I stared at her until something caught my eye on the sculpture. A small hand came over the edge. I gasped and stepped back. On the tips of the delicate, plump little fingers were the claws of a horen.
The room filled up behind me. I felt them there, but I couldn’t move. A baby horen. The world would expect me to do something. I expected me to do something. What had Jacqueline said? Venomous at birth, but not at full power. Weak. Easy to defeat. A baby. Evil.

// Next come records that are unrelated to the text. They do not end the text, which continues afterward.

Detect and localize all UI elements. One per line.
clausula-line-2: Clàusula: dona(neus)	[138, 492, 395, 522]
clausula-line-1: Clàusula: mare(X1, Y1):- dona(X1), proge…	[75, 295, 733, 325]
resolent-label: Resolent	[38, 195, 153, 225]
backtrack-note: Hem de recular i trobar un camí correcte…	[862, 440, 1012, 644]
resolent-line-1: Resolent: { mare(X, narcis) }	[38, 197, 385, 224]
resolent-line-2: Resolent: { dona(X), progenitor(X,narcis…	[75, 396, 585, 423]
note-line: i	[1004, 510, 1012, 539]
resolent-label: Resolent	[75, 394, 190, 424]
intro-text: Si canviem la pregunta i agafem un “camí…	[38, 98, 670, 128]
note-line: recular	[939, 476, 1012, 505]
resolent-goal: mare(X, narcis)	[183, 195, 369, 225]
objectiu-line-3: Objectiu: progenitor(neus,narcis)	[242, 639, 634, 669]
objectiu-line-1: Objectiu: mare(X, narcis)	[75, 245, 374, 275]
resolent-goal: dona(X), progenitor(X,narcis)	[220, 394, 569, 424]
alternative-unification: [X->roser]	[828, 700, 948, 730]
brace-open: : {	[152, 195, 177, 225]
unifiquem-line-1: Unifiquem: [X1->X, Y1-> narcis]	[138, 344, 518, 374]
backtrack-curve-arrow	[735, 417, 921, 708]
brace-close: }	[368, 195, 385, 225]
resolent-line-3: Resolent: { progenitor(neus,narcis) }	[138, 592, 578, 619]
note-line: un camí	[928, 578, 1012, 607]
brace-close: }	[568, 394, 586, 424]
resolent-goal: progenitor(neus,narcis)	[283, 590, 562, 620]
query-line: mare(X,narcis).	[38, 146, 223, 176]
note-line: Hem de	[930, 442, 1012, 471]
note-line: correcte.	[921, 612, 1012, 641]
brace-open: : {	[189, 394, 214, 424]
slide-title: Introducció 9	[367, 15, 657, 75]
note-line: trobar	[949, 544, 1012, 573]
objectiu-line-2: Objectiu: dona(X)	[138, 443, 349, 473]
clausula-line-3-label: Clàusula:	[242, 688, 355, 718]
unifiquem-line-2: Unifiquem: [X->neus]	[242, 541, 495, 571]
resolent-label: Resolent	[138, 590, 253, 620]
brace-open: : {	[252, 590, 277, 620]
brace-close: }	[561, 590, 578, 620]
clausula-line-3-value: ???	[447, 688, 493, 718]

I felt sick and put my hand over my mouth to hold back my breakfast. Iris walked in front of me, dropped to her knees in front of Margarite, and took the wzlot’s shaking hands. They bent forward and touched their foreheads, praying, I think.
Pope Joyous came up next to me and watched them with profound sadness. I wanted to say something, but my head and heart were in a whirl. Another little hand grabbed onto the edge of the crib. Venom dripped off two of the claws, scorching the wood and filling the air with the scent of a burning wood. It competed with the new feeling in the air. A feeling that I knew well, better even than the evil and dread of the horen. It was the feeling of love and generosity coming from my little sister. The pope touched my hand. “She will be seen.”
“I know. Iris is special,” I said.
“I see that now. The child is Angelica. She was born on Christmas. Margarite…”
“Is her mother,” I finished for him. “I have a mother. I recognize the signs. Fierce, a bit crazy with impaired vision.”
“Impaired vision? Margarite knows that Angelica is a horen. She knows what she will do.” He got choked up and put his hands over his eyes.
“Knowing isn’t enough. Not with a mom. My mom knows what I am, but she had to see me fight to get the real picture.”
He didn’t answer and I left him, walking around Iris and Margarite to the crib. I looked down into the most beautiful child’s face that I had ever beheld. She was a typical horen—perfect features, fine blonde hair, and cat’s eyes. The pupils contracted when she saw me. A spit bubble popped on her rosebud lips and she let go of the crib, plopping down on her bottom and wailing. I reached for her automatically, but Margarite knocked me out of the way. “No! You’ll have to kill me first.” She got between me and her lethal baby. Typical mom. I smiled at the thought, but she took it as a threat. “Go ahead, kindler. I’m not afraid.”